Prof. Wang said there is a growing need for antenna/circuit co-design as well, because at higher frequencies wavelengths are shorter and they’ve now reached the point where they are at the same dimensions as planar electronic circuits. “This opens up intriguing possibilities for power combining, filtering, noise cancellation, and even STAR communications directly at the antenna domain, but everything must be considered holistically,” he said. “For example, now we really have the opportunities to re-architecture the wireless frontend systems and consider how distributed electronics and radiation structures can together modulate, transmit, and receive complex electromagnetic signals. And we can explore their use for communication, imaging, and sensing. But many innovations here must rely on co-designs with different domain knowledge at different levels of abstraction. Co-design is important at the package level, too – to put the antenna on the package, or on the chip, that is the question.”
Prof. Wang said GF’s technology platforms offer many advantages in this regard. “45RFSOI platform has high resistivity in the substrate, and you can use it to make highly efficient mmWave frontend circuits and antennas. For 5G, we’ve been using it and 22FDX platform because they are perfect for high mmWave applications. Furthermore, we see prospects for SiGe devices based on various studies which indicate that their Fmax – a measure of transistor speed – can be pushed to 700GHz and above, and the technology lends itself to high yields and efficient manufacturing.”

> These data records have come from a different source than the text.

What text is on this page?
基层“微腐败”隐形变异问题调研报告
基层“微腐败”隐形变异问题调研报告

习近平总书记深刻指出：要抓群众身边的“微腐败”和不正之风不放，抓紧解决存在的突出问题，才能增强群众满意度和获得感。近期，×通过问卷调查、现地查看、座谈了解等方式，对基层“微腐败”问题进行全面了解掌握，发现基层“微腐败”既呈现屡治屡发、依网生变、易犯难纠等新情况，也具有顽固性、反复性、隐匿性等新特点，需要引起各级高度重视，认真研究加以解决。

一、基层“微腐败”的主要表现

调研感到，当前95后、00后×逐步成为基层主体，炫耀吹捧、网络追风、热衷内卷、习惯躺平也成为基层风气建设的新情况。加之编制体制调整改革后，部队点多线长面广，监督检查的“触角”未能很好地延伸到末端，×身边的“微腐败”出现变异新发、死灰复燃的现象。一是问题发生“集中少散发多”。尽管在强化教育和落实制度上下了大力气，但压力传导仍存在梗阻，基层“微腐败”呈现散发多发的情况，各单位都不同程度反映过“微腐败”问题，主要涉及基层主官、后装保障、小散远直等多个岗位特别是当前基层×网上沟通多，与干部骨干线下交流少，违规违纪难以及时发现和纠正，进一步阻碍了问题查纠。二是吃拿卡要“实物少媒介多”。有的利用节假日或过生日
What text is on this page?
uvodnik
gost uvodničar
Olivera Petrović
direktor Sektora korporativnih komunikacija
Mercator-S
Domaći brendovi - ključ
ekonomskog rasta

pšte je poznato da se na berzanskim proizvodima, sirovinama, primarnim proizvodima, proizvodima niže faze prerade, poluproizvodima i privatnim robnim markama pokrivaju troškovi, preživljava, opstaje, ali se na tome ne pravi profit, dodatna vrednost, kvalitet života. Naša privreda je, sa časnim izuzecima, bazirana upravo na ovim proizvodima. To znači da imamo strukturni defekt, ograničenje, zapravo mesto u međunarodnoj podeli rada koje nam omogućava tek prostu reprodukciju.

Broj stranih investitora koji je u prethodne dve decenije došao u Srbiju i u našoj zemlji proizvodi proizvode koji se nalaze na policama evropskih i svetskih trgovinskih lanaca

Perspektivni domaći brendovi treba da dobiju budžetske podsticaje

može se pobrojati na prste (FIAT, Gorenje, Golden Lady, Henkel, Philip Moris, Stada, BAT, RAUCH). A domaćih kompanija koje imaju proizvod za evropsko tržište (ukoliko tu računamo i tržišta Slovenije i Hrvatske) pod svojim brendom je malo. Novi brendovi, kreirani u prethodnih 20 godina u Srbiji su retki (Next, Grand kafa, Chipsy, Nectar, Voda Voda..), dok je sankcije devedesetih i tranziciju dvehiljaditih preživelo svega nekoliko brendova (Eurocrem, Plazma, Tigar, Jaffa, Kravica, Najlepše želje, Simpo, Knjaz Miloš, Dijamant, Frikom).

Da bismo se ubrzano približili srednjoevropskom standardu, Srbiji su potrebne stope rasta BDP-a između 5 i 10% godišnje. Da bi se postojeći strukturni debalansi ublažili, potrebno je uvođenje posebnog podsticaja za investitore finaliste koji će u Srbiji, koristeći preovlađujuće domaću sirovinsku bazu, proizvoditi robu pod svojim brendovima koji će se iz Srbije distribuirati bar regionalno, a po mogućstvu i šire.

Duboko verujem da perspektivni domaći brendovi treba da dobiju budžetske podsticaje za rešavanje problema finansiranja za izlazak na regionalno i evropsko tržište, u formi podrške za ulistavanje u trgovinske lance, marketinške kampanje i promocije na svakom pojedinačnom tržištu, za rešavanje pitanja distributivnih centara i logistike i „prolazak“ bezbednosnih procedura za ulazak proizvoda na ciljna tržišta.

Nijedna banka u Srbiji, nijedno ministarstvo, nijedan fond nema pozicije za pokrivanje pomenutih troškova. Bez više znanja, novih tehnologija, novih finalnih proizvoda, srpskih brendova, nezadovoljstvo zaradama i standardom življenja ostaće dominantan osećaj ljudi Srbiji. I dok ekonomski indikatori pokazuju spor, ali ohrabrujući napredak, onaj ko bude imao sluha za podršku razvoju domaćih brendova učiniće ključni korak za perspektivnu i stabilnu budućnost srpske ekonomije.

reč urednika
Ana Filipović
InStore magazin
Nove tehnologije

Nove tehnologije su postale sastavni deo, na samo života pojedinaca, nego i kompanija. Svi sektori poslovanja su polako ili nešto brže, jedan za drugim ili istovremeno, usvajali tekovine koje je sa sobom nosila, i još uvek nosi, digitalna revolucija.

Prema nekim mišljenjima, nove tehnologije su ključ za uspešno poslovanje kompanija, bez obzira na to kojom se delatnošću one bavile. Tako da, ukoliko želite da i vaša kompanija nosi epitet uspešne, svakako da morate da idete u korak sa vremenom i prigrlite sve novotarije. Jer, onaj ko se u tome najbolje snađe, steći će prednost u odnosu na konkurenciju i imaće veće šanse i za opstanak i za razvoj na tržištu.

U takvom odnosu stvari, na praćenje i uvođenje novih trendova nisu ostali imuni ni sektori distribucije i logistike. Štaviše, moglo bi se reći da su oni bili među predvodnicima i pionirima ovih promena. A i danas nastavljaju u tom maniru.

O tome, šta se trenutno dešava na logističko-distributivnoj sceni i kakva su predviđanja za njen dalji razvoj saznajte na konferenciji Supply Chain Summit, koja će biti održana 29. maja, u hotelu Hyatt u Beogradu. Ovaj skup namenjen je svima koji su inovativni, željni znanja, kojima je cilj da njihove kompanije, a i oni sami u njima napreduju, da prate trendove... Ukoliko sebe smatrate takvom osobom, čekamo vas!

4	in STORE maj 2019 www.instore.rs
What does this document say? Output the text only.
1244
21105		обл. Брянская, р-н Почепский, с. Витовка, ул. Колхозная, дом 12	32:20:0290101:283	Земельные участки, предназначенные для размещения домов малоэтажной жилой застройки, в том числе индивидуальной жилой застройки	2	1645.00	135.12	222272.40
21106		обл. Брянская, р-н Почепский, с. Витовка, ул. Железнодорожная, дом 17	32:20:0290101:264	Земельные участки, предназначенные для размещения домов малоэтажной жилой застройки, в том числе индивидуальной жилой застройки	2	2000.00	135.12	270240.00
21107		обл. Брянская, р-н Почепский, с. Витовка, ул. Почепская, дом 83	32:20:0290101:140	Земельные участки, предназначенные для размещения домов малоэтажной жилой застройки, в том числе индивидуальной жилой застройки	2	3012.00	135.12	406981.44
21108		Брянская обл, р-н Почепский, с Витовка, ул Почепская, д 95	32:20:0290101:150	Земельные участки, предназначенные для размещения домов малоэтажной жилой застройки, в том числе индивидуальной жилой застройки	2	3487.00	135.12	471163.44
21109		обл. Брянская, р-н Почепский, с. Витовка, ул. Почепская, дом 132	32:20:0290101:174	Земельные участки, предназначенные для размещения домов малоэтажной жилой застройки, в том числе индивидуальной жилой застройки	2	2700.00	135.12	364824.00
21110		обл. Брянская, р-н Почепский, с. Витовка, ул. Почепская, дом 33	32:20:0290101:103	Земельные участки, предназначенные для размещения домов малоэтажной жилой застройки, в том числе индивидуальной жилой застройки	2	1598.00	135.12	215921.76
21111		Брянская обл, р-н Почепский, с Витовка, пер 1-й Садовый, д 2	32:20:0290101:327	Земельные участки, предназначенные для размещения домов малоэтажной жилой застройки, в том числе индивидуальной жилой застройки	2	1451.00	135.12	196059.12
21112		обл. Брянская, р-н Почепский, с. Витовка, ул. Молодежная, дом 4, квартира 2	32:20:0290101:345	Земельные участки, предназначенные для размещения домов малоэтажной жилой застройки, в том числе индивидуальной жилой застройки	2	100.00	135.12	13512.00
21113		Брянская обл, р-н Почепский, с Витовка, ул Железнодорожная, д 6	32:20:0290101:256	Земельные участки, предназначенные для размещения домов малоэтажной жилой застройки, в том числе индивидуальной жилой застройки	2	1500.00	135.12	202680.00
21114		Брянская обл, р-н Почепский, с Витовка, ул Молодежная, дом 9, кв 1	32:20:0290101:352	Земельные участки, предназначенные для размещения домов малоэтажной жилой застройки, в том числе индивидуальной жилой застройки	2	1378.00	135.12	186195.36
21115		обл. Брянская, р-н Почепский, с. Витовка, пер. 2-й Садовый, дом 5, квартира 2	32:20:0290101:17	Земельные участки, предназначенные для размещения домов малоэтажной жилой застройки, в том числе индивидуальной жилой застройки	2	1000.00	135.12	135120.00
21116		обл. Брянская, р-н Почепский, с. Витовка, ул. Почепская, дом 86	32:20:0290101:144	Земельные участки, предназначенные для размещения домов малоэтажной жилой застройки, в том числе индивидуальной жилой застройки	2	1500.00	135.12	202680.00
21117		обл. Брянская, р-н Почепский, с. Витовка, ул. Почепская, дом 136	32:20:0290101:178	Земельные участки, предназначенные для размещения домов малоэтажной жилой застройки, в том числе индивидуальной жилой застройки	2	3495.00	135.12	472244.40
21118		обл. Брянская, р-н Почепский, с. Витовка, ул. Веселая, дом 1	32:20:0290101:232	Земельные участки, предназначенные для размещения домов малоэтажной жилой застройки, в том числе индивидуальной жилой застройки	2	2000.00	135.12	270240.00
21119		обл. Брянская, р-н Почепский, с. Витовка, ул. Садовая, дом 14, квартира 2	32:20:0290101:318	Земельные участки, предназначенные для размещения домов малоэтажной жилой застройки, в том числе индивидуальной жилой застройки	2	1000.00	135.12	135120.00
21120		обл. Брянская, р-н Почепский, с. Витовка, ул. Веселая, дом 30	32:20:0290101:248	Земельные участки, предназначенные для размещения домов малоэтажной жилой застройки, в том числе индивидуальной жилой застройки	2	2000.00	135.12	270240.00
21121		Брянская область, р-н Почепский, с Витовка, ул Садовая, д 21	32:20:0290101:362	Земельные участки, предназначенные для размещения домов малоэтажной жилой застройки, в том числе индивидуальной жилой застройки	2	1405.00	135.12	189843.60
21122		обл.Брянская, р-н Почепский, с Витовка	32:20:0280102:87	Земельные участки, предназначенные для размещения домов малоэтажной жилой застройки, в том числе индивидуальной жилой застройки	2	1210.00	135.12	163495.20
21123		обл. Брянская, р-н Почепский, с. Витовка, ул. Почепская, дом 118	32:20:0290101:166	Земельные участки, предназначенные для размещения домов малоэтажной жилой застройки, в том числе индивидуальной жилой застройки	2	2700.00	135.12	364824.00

Prof. Wang cautions that speed is only one critical requirement for future high-frequency wireless systems. The ability to handle signal complexity in unknown or dynamic environment with low latency is just as important.
“My dream system would integrate advanced SiGe devices with high-performance CMOS technologies to help me achieve the required configuration for the next-generation wireless electronics. Fortunately, both of these are available to me and my students, thanks to GlobalFoundries.”